Performance Analysis of Cooperative NOMA Networks over Compound Fading Channels

The emergence of non-orthogonal multiple access (NOMA) technology has redefined traditional resource allocation in wireless networks with its capability to superimpose multiple user signals over the same transmission resources. In this respect, this paper studies the performance of cooperative relaying NOMA systems over a compound fading channel, namely, the α−Lomax fading model. Specifically, we consider a network with one base-station communicating with one far-user and one near-user with the latter acting also as a relay based on the decode-and-forward protocol. The channels associated with the two users are assumed to be statistically independent. Novel closed-form analytical expressions for the probability density function and cumulative distribution function of the minimum of two α-Lomax random variables were derived. These expressions were then used to derive an accurate ergodic sum rate (ESR) analytical expression for the cooperative NOMA system and its corresponding upper bound expression.
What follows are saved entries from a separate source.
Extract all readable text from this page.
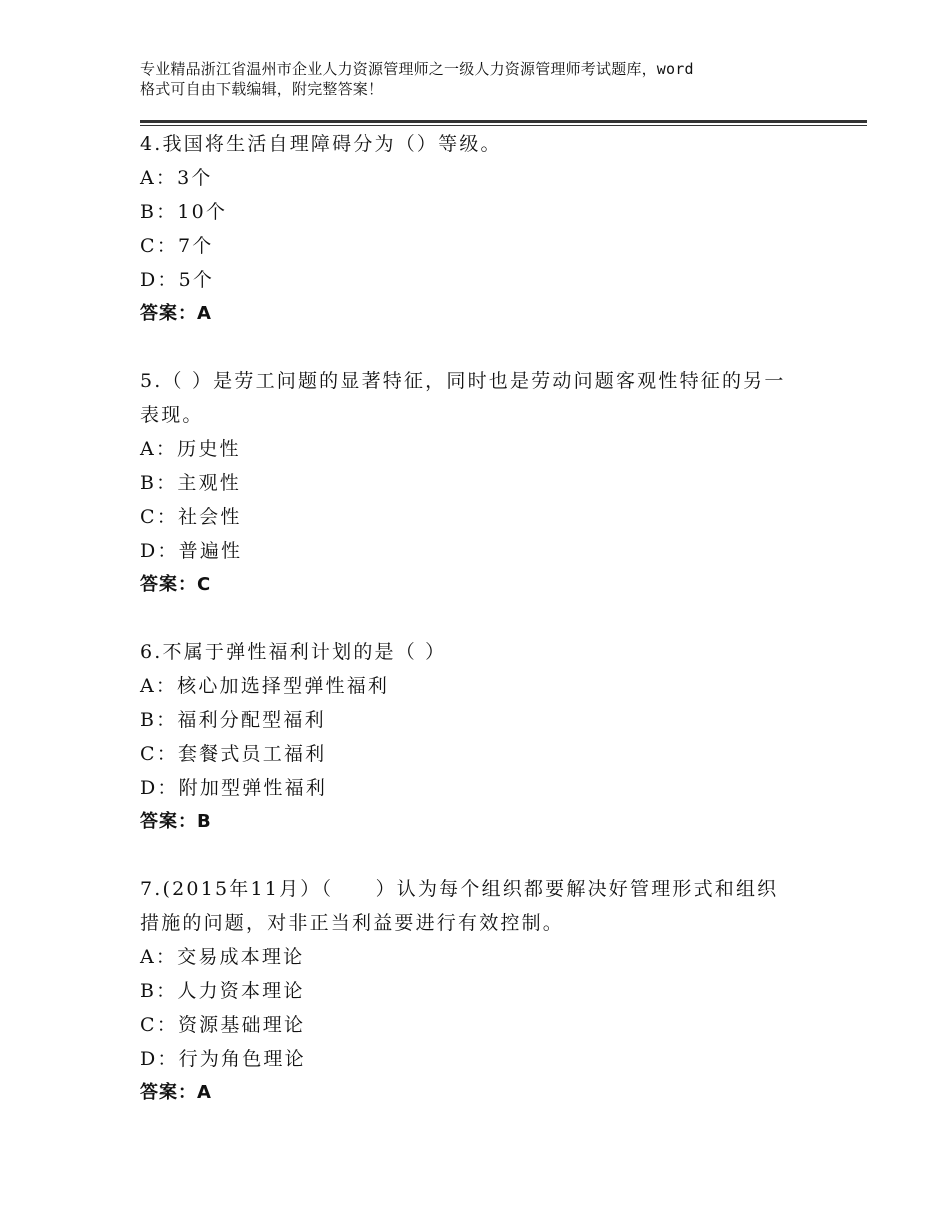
专业精品浙江省温州市企业人力资源管理师之一级人力资源管理师考试题库，word
格式可自由下载编辑，附完整答案！
4.我国将生活自理障碍分为（）等级。
A：3个
B：10个
C：7个
D：5个
答案：A
5.（ ）是劳工问题的显著特征，同时也是劳动问题客观性特征的另一
表现。
A：历史性
B：主观性
C：社会性
D：普遍性
答案：C
6.不属于弹性福利计划的是（ ）
A：核心加选择型弹性福利
B：福利分配型福利
C：套餐式员工福利
D：附加型弹性福利
答案：B
7.(2015年11月）（　　）认为每个组织都要解决好管理形式和组织
措施的问题，对非正当利益要进行有效控制。
A：交易成本理论
B：人力资本理论
C：资源基础理论
D：行为角色理论
答案：A
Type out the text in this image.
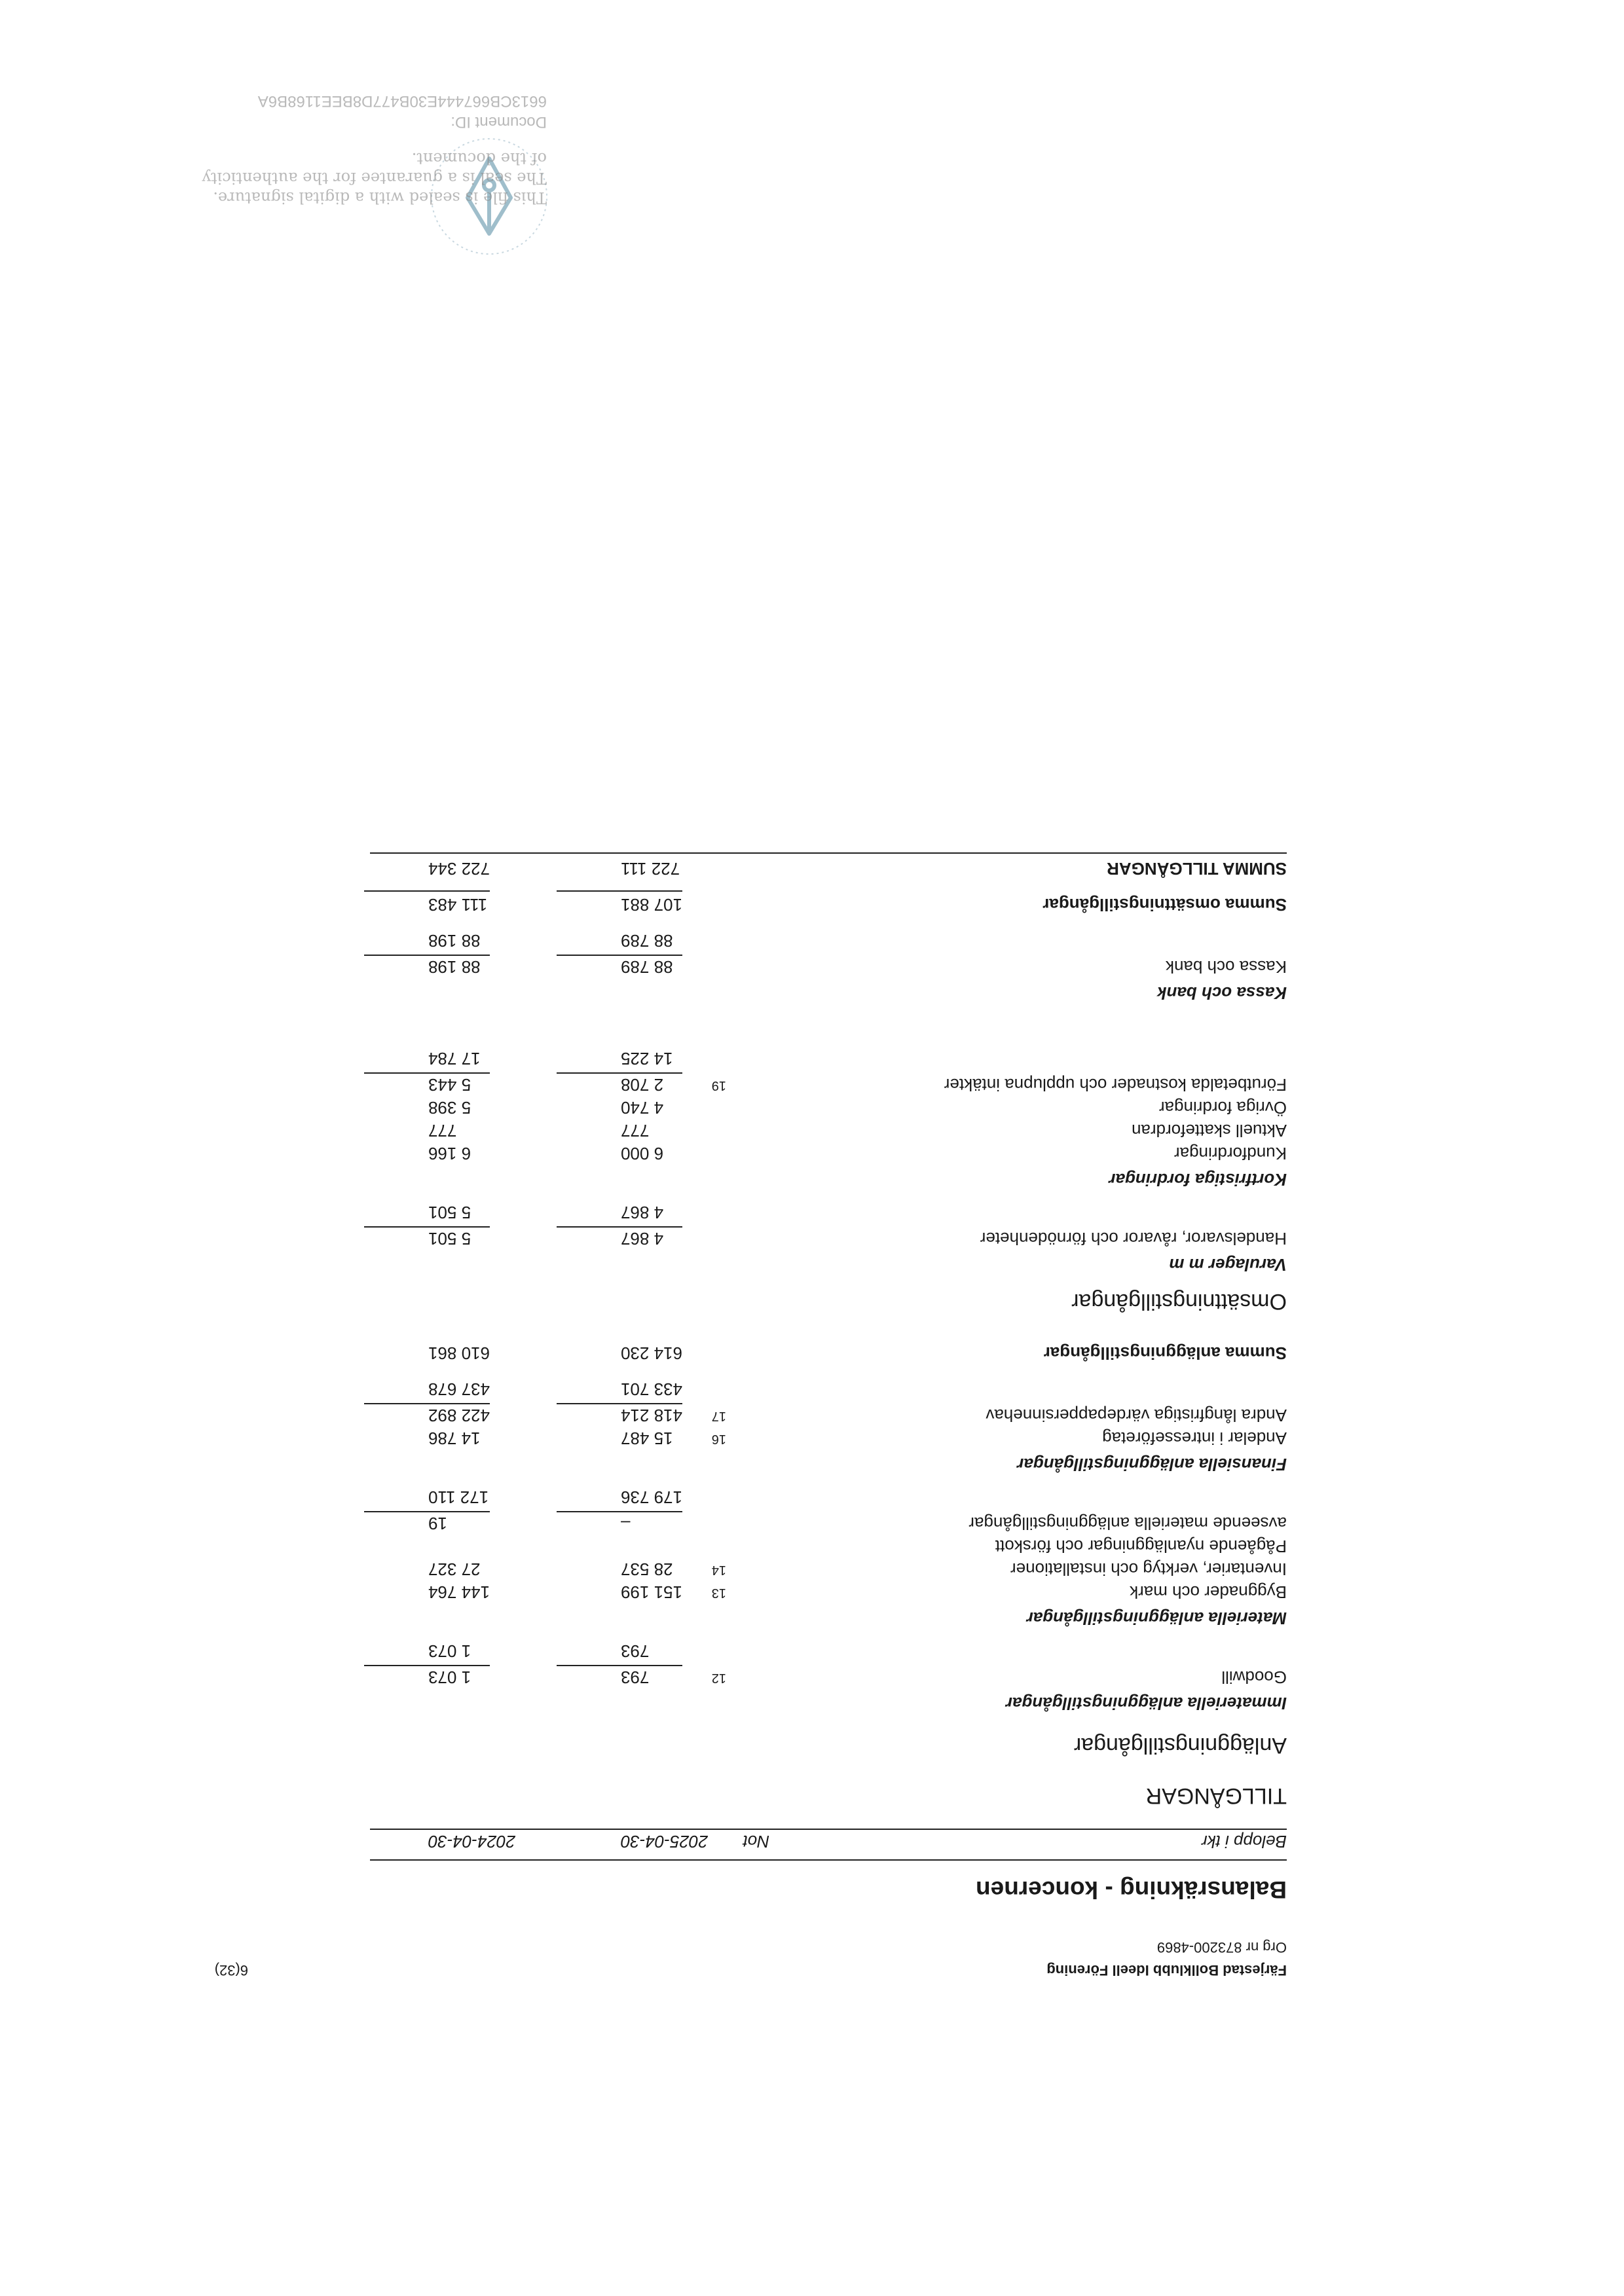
Färjestad Bollklubb Ideell Förening
Org nr 873200-4869
6(32)
Balansräkning - koncernen
Belopp i tkr
Not
2025-04-30
2024-04-30
TILLGÅNGAR
Anläggningstillgångar
Immateriella anläggningstillgångar
Goodwill
12
793
1 073
793
1 073
Materiella anläggningstillgångar
Byggnader och mark
13
151 199
144 764
Inventarier, verktyg och installationer
14
28 537
27 327
Pågående nyanläggningar och förskott
avseende materiella anläggningstillgångar
–
19
179 736
172 110
Finansiella anläggningstillgångar
Andelar i intresseföretag
16
15 487
14 786
Andra långfristiga värdepappersinnehav
17
418 214
422 892
433 701
437 678
Summa anläggningstillgångar
614 230
610 861
Omsättningstillgångar
Varulager m m
Handelsvaror, råvaror och förnödenheter
4 867
5 501
4 867
5 501
Kortfristiga fordringar
Kundfordringar
6 000
6 166
Aktuell skattefordran
777
777
Övriga fordringar
4 740
5 398
Förutbetalda kostnader och upplupna intäkter
19
2 708
5 443
14 225
17 784
Kassa och bank
Kassa och bank
88 789
88 198
88 789
88 198
Summa omsättningstillgångar
107 881
111 483
SUMMA TILLGÅNGAR
722 111
722 344
This file is sealed with a digital signature.
The seal is a guarantee for the authenticity
of the document.
Document ID:
6613CB667444E30B477D8BEE1168B6A
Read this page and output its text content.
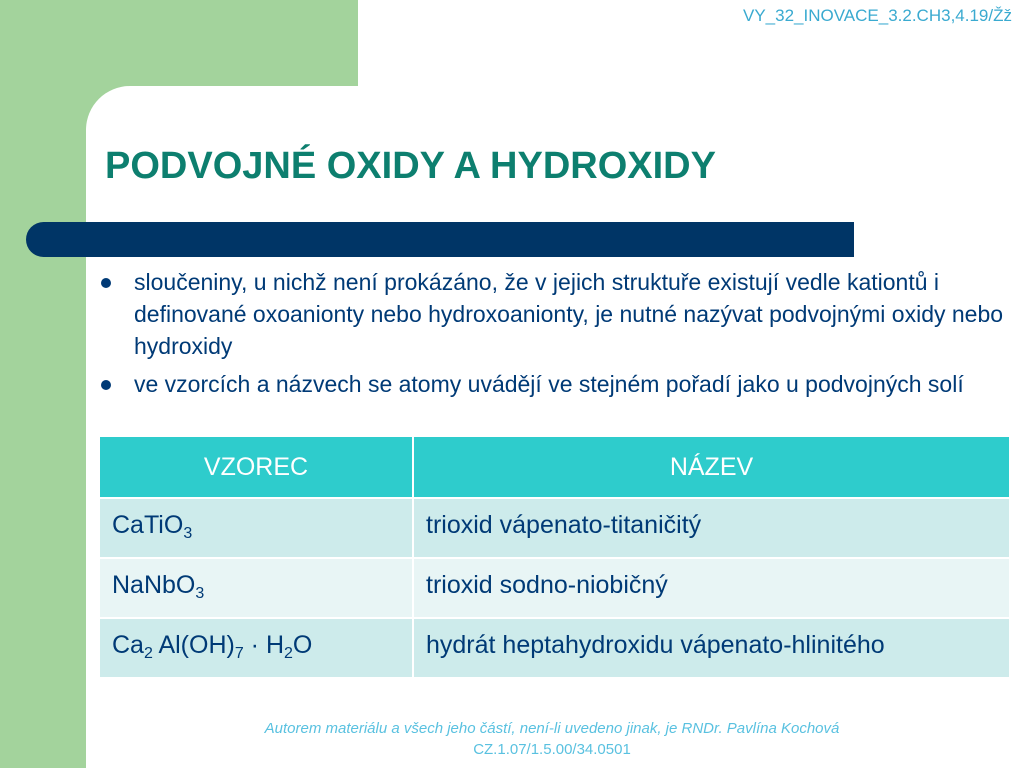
VY_32_INOVACE_3.2.CH3,4.19/Žž
PODVOJNÉ OXIDY A HYDROXIDY
sloučeniny, u nichž není prokázáno, že v jejich struktuře existují vedle kationtů i definované oxoanionty nebo hydroxoanionty, je nutné nazývat podvojnými oxidy nebo hydroxidy
ve vzorcích a názvech se atomy uvádějí ve stejném pořadí jako u podvojných solí
VZOREC	NÁZEV
CaTiO$_3$	trioxid vápenato-titaničitý
NaNbO$_3$	trioxid sodno-niobičný
$Ca_2$ $Al(OH)_7 \cdot H_2O$	hydrát heptahydroxidu vápenato-hlinitého
Autorem materiálu a všech jeho částí, není-li uvedeno jinak, je RNDr. Pavlína Kochová
CZ.1.07/1.5.00/34.0501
To highlight the achievable performance gains, results for the cooperative orthogonal multiple access (OMA) system were also included. The derived expressions enabled us to examine the impact of various system parameters, including the power allocation factors, fading parameters and transmit power, on the system performance. Monte Carlo simulations were included to verify the correctness and accuracy of our analysis. The findings revealed that to achieve maximum ESR, the power allocation factors should be carefully optimized. It was also shown that the optimized cooperative NOMA system always outperforms the cooperative OMA approach in all considered scenarios. Furthermore, the results clearly indicated that increasing α and/or λ will enhance the system performance for both the cooperative NOMA and OMA schemes.